Schønheyder was known as an unusually sharp jurist with exceptional rhetorical skills. Many high-profile cases were therefore entrusted to him by the government and private clients. In 1791, he represented Christian Colbiørnsen in his lawsuit against the landowner C. T. F. Lüttichau. In 1813, he was appointed a member of a commission tasked with investigating various financial matters. In 1818, he became a member of the commission that prepared an octroi for the National Bank. He published some Supreme Court proceedings and speeches given at the opening of the Supreme Court.

==Personal life==
Schøneyder married on 8 August 1781 in Kristiansand to Johanne Margrethe Smith (1758–1822), She was a daughter of provost Morten Smith (1722–1800) and Mette Kirstine Petersen (1737–86).

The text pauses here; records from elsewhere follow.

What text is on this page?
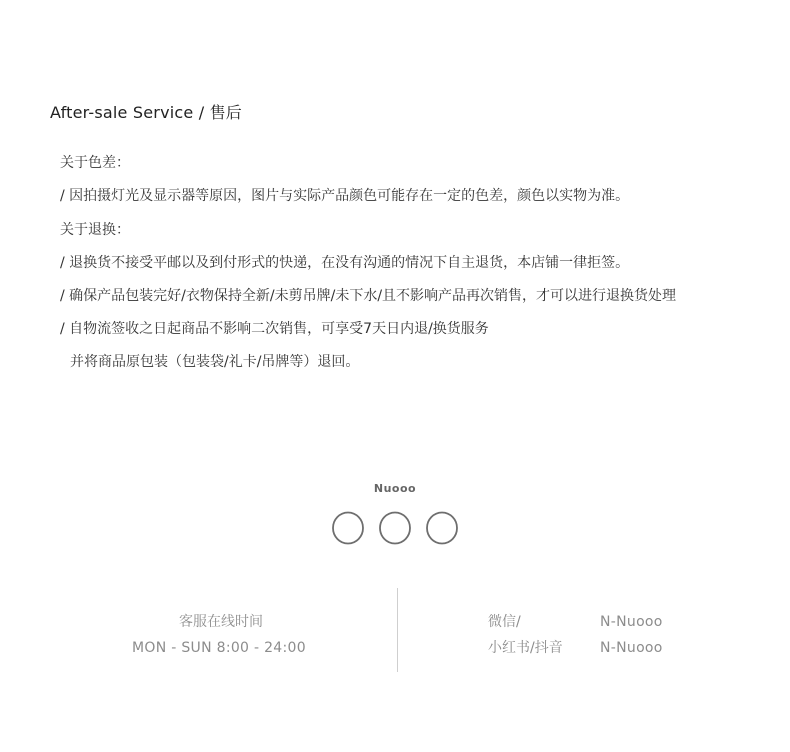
After-sale Service / 售后
关于色差：
/ 因拍摄灯光及显示器等原因，图片与实际产品颜色可能存在一定的色差，颜色以实物为准。
关于退换：
/ 退换货不接受平邮以及到付形式的快递，在没有沟通的情况下自主退货，本店铺一律拒签。
/ 确保产品包装完好/衣物保持全新/未剪吊牌/未下水/且不影响产品再次销售，才可以进行退换货处理
/ 自物流签收之日起商品不影响二次销售，可享受7天日内退/换货服务
并将商品原包装（包装袋/礼卡/吊牌等）退回。
Nuooo
客服在线时间
MON - SUN 8:00 - 24:00
微信/	N-Nuooo
小红书/抖音	N-Nuooo
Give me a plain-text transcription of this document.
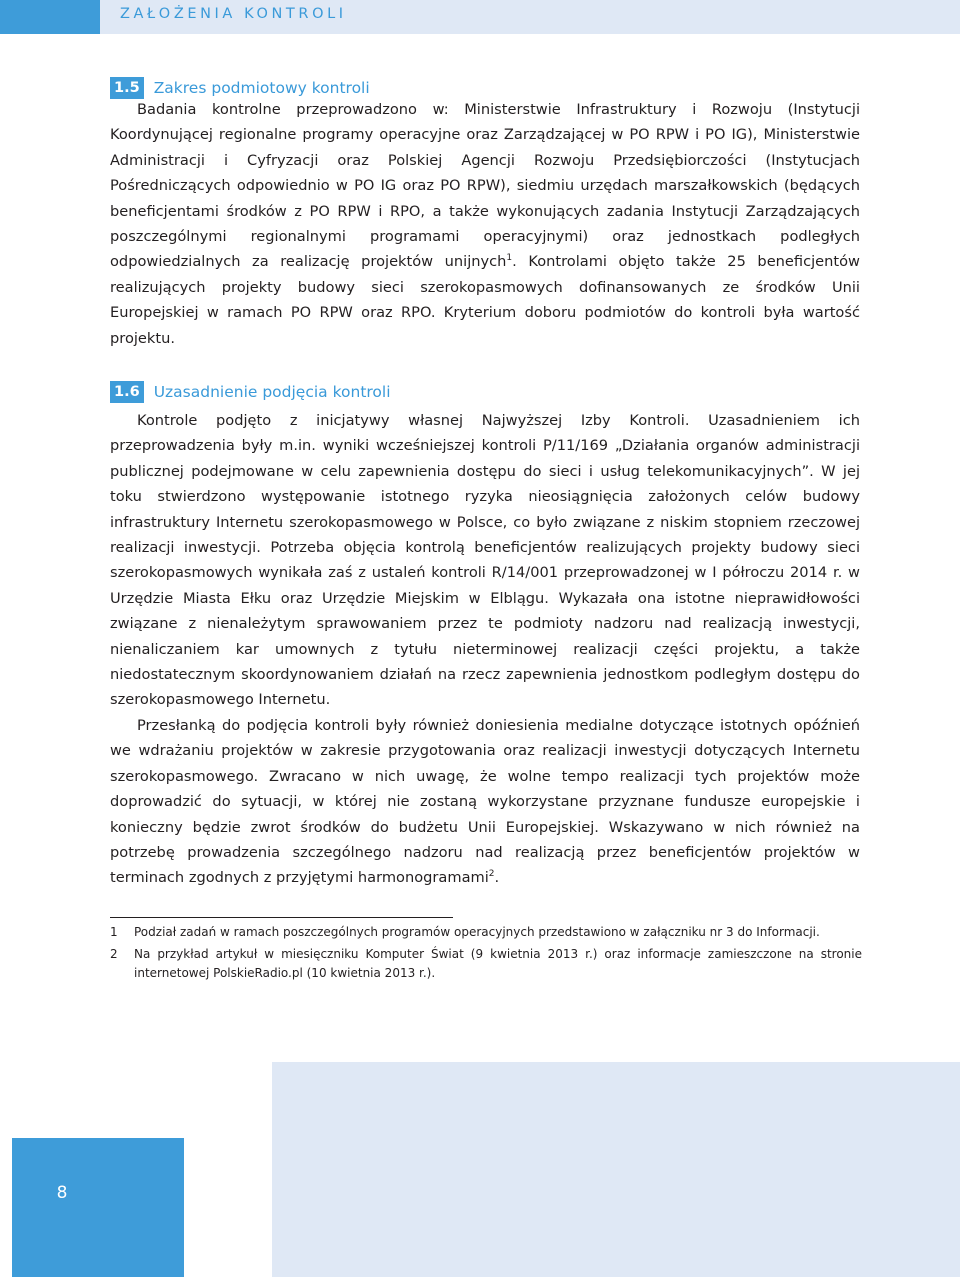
ZAŁOŻENIA KONTROLI
1.5 Zakres podmiotowy kontroli

Badania kontrolne przeprowadzono w: Ministerstwie Infrastruktury i Rozwoju (Instytucji Koordynującej regionalne programy operacyjne oraz Zarządzającej w PO RPW i PO IG), Ministerstwie Administracji i Cyfryzacji oraz Polskiej Agencji Rozwoju Przedsiębiorczości (Instytucjach Pośredniczących odpowiednio w PO IG oraz PO RPW), siedmiu urzędach marszałkowskich (będących beneficjentami środków z PO RPW i RPO, a także wykonujących zadania Instytucji Zarządzających poszczególnymi regionalnymi programami operacyjnymi) oraz jednostkach podległych odpowiedzialnych za realizację projektów unijnych$^1$. Kontrolami objęto także 25 beneficjentów realizujących projekty budowy sieci szerokopasmowych dofinansowanych ze środków Unii Europejskiej w ramach PO RPW oraz RPO. Kryterium doboru podmiotów do kontroli była wartość projektu.

1.6 Uzasadnienie podjęcia kontroli

Kontrole podjęto z inicjatywy własnej Najwyższej Izby Kontroli. Uzasadnieniem ich przeprowadzenia były m.in. wyniki wcześniejszej kontroli P/11/169 „Działania organów administracji publicznej podejmowane w celu zapewnienia dostępu do sieci i usług telekomunikacyjnych”. W jej toku stwierdzono występowanie istotnego ryzyka nieosiągnięcia założonych celów budowy infrastruktury Internetu szerokopasmowego w Polsce, co było związane z niskim stopniem rzeczowej realizacji inwestycji. Potrzeba objęcia kontrolą beneficjentów realizujących projekty budowy sieci szerokopasmowych wynikała zaś z ustaleń kontroli R/14/001 przeprowadzonej w I półroczu 2014 r. w Urzędzie Miasta Ełku oraz Urzędzie Miejskim w Elblągu. Wykazała ona istotne nieprawidłowości związane z nienależytym sprawowaniem przez te podmioty nadzoru nad realizacją inwestycji, nienaliczaniem kar umownych z tytułu nieterminowej realizacji części projektu, a także niedostatecznym skoordynowaniem działań na rzecz zapewnienia jednostkom podległym dostępu do szerokopasmowego Internetu.

Przesłanką do podjęcia kontroli były również doniesienia medialne dotyczące istotnych opóźnień we wdrażaniu projektów w zakresie przygotowania oraz realizacji inwestycji dotyczących Internetu szerokopasmowego. Zwracano w nich uwagę, że wolne tempo realizacji tych projektów może doprowadzić do sytuacji, w której nie zostaną wykorzystane przyznane fundusze europejskie i konieczny będzie zwrot środków do budżetu Unii Europejskiej. Wskazywano w nich również na potrzebę prowadzenia szczególnego nadzoru nad realizacją przez beneficjentów projektów w terminach zgodnych z przyjętymi harmonogramami$^2$.

1	Podział zadań w ramach poszczególnych programów operacyjnych przedstawiono w załączniku nr 3 do Informacji.
2	Na przykład artykuł w miesięczniku Komputer Świat (9 kwietnia 2013 r.) oraz informacje zamieszczone na stronie internetowej PolskieRadio.pl (10 kwietnia 2013 r.).
8
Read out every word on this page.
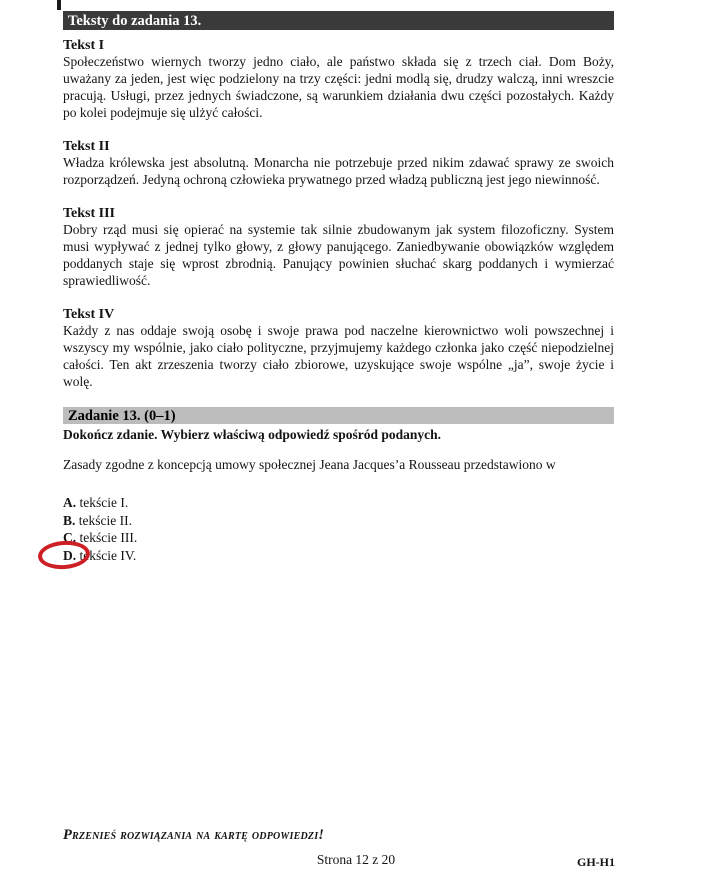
Teksty do zadania 13.
Tekst I

Społeczeństwo wiernych tworzy jedno ciało, ale państwo składa się z trzech ciał. Dom Boży, uważany za jeden, jest więc podzielony na trzy części: jedni modlą się, drudzy walczą, inni wreszcie pracują. Usługi, przez jednych świadczone, są warunkiem działania dwu części pozostałych. Każdy po kolei podejmuje się ulżyć całości.

Tekst II

Władza królewska jest absolutną. Monarcha nie potrzebuje przed nikim zdawać sprawy ze swoich rozporządzeń. Jedyną ochroną człowieka prywatnego przed władzą publiczną jest jego niewinność.

Tekst III

Dobry rząd musi się opierać na systemie tak silnie zbudowanym jak system filozoficzny. System musi wypływać z jednej tylko głowy, z głowy panującego. Zaniedbywanie obowiązków względem poddanych staje się wprost zbrodnią. Panujący powinien słuchać skarg poddanych i wymierzać sprawiedliwość.

Tekst IV

Każdy z nas oddaje swoją osobę i swoje prawa pod naczelne kierownictwo woli powszechnej i wszyscy my wspólnie, jako ciało polityczne, przyjmujemy każdego członka jako część niepodzielnej całości. Ten akt zrzeszenia tworzy ciało zbiorowe, uzyskujące swoje wspólne „ja”, swoje życie i wolę.

Zadanie 13. (0–1)

Dokończ zdanie. Wybierz właściwą odpowiedź spośród podanych.

Zasady zgodne z koncepcją umowy społecznej Jeana Jacques’a Rousseau przedstawiono w

A. tekście I.
B. tekście II.
C. tekście III.
D. tekście IV.
Przenieś rozwiązania na kartę odpowiedzi!
Strona 12 z 20	GH-H1
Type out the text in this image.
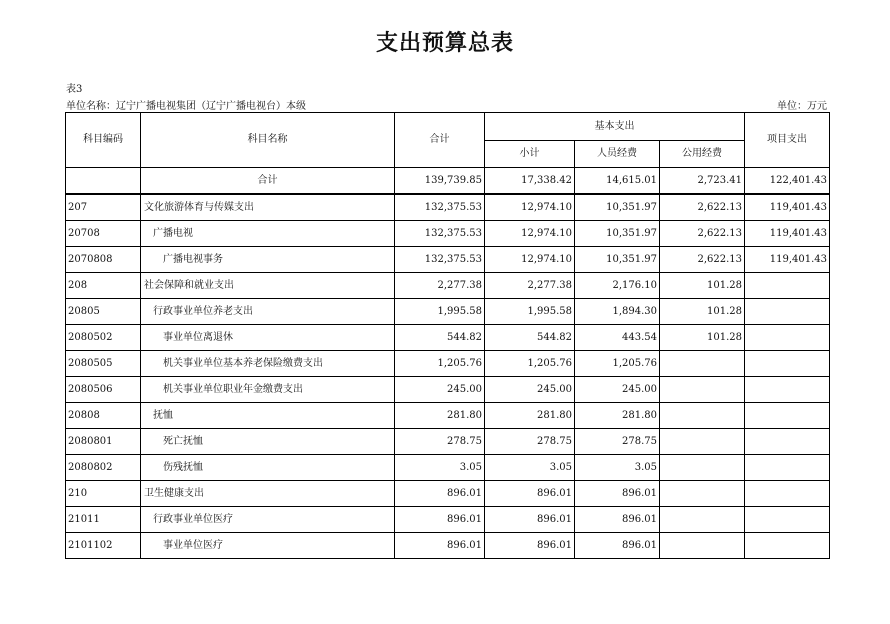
支出预算总表
表3
单位名称：辽宁广播电视集团（辽宁广播电视台）本级	单位：万元
科目编码	科目名称	合计	基本支出			项目支出
			小计	人员经费	公用经费	
	合计	139,739.85	17,338.42	14,615.01	2,723.41	122,401.43
207	文化旅游体育与传媒支出	132,375.53	12,974.10	10,351.97	2,622.13	119,401.43
20708	广播电视	132,375.53	12,974.10	10,351.97	2,622.13	119,401.43
2070808	广播电视事务	132,375.53	12,974.10	10,351.97	2,622.13	119,401.43
208	社会保障和就业支出	2,277.38	2,277.38	2,176.10	101.28	
20805	行政事业单位养老支出	1,995.58	1,995.58	1,894.30	101.28	
2080502	事业单位离退休	544.82	544.82	443.54	101.28	
2080505	机关事业单位基本养老保险缴费支出	1,205.76	1,205.76	1,205.76		
2080506	机关事业单位职业年金缴费支出	245.00	245.00	245.00		
20808	抚恤	281.80	281.80	281.80		
2080801	死亡抚恤	278.75	278.75	278.75		
2080802	伤残抚恤	3.05	3.05	3.05		
210	卫生健康支出	896.01	896.01	896.01		
21011	行政事业单位医疗	896.01	896.01	896.01		
2101102	事业单位医疗	896.01	896.01	896.01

Three sons and two daughters lived to adulthood.

==Awards==
In 1803, he was awarded the title of justitsråd, and in 1805, he was awarded the title of etatsråd. In 1822, he was awarded the title of konferensråd. He was created a Knight of the Order of the Dannebrog in 1809. In 1813, he was awarded the Order of the Dannebrog's Cross of Honour.